42°55′22″N 122°00′59″W / 42.922870850°N 122.016268694°W / 42.922870850; -122.016268694Coordinates: 42°55′22″N 122°00′59″W / 42.922870850°N 122.016268694°W / 42.922870850; -122.016268694[1]

Topo map USGS Crater Lake East
Type Stratovolcano
Age of rock About 420,000 years[3]
Volcanic arc Cascade Volcanic Arc
Last eruption 420,000 years ago

Mount Scott is a small stratovolcano and a so-called parasitic cone on the southeast flank of Crater Lake in southern Oregon. It is approximately 420,000 years old.[3] Its summit is the highest point within Crater Lake National Park, and the tenth highest peak in the Oregon Cascades.[4] A small fire lookout tower stands on the summit, at the end of a trail that zigzags approximately 1,500 feet (460 m) up the mountain. The mountain is named for Oregon pioneer Levi Scott, founder of Scottsburg, Oregon.[5]

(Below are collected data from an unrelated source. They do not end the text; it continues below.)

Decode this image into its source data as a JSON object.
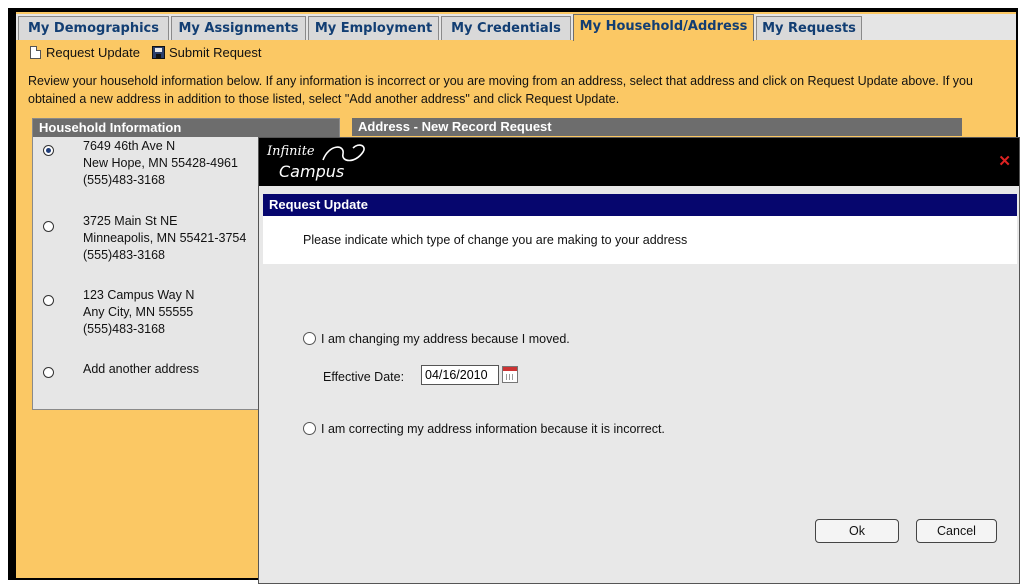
{
  "tabs": [
    {
      "label": "My Demographics",
      "active": false
    },
    {
      "label": "My Assignments",
      "active": false
    },
    {
      "label": "My Employment",
      "active": false
    },
    {
      "label": "My Credentials",
      "active": false
    },
    {
      "label": "My Household/Address",
      "active": true
    },
    {
      "label": "My Requests",
      "active": false
    }
  ],
  "toolbar": {
    "request_update": "Request Update",
    "submit_request": "Submit Request"
  },
  "instructions": "Review your household information below. If any information is incorrect or you are moving from an address, select that address and click on Request Update above. If you obtained a new address in addition to those listed, select \"Add another address\" and click Request Update.",
  "household": {
    "header": "Household Information",
    "addresses": [
      {
        "line1": "7649 46th Ave N",
        "line2": "New Hope, MN 55428-4961",
        "phone": "(555)483-3168",
        "selected": true
      },
      {
        "line1": "3725 Main St NE",
        "line2": "Minneapolis, MN 55421-3754",
        "phone": "(555)483-3168",
        "selected": false
      },
      {
        "line1": "123 Campus Way N",
        "line2": "Any City, MN 55555",
        "phone": "(555)483-3168",
        "selected": false
      }
    ],
    "add_another": "Add another address"
  },
  "address_panel": {
    "header": "Address - New Record Request"
  },
  "modal": {
    "brand_line1": "Infinite",
    "brand_line2": "Campus",
    "close_glyph": "✕",
    "title": "Request Update",
    "description": "Please indicate which type of change you are making to your address",
    "option_moved": "I am changing my address because I moved.",
    "effective_date_label": "Effective Date:",
    "effective_date_value": "04/16/2010",
    "option_correcting": "I am correcting my address information because it is incorrect.",
    "ok_label": "Ok",
    "cancel_label": "Cancel"
  },
  "colors": {
    "app_background": "#fbc864",
    "panel_header": "#6d6d6d",
    "modal_title_bar": "#06066e",
    "close_icon": "#dd2222"
  },
  "icons": {
    "request_update": "document-icon",
    "submit_request": "save-disk-icon",
    "date_picker": "calendar-icon",
    "close": "close-icon"
  }
}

Mount Scott first erupted about 420,000 years ago and is one of the oldest volcanoes in the Mount Mazama complex.[6][7] It erupted mainly andesitic lavas before becoming extinct in the late Pleistocene.[8] Since it was relatively far away from the main flanks of Mount Mazama, it survived the mountain's massive explosion that occurred around 5700 BC.[9]

Currently at 8,934 feet (2,723 m) tall, Mount Scott is the highest point in Crater Lake National Park.[8][10][11][12][13][14] Most of the lower slopes are covered with ash, pumice, and loose gravel, while the summit is mostly covered with scoria.[9][12]


Many species of plants inhabit the slopes of Mount Scott. The most common species of trees include Douglas fir, white pine, hemlock, whitebark pine, lodgepole pine.[12][13] Wildflowers such as Indian paintbrush, penstemon, forget-me-nots, wild onions, and buttercups can be found on the mountain.[12]


There is one trail to the summit of Mount Scott. Starting on Rim Drive, the trail is about 2.5 miles (4.0 km) long. It has many switchbacks, and ends at the fire lookout tower on the summit.[9][12][13] The trailhead is located 7,683 feet (2,342 m), and the trail climbs approximately 1,479 feet (451 m) to the top of Mount Scott at 8,934 feet (2,723 m).[12][13]

Panoramic views of Crater Lake can be seen from the summit. Mount Thielsen, Diamond Peak, Mount McLoughlin, Mount Shasta, Upper Klamath Lake, and Diamond Lake are other landmarks that can be seen from the summit.[4][8][12][13]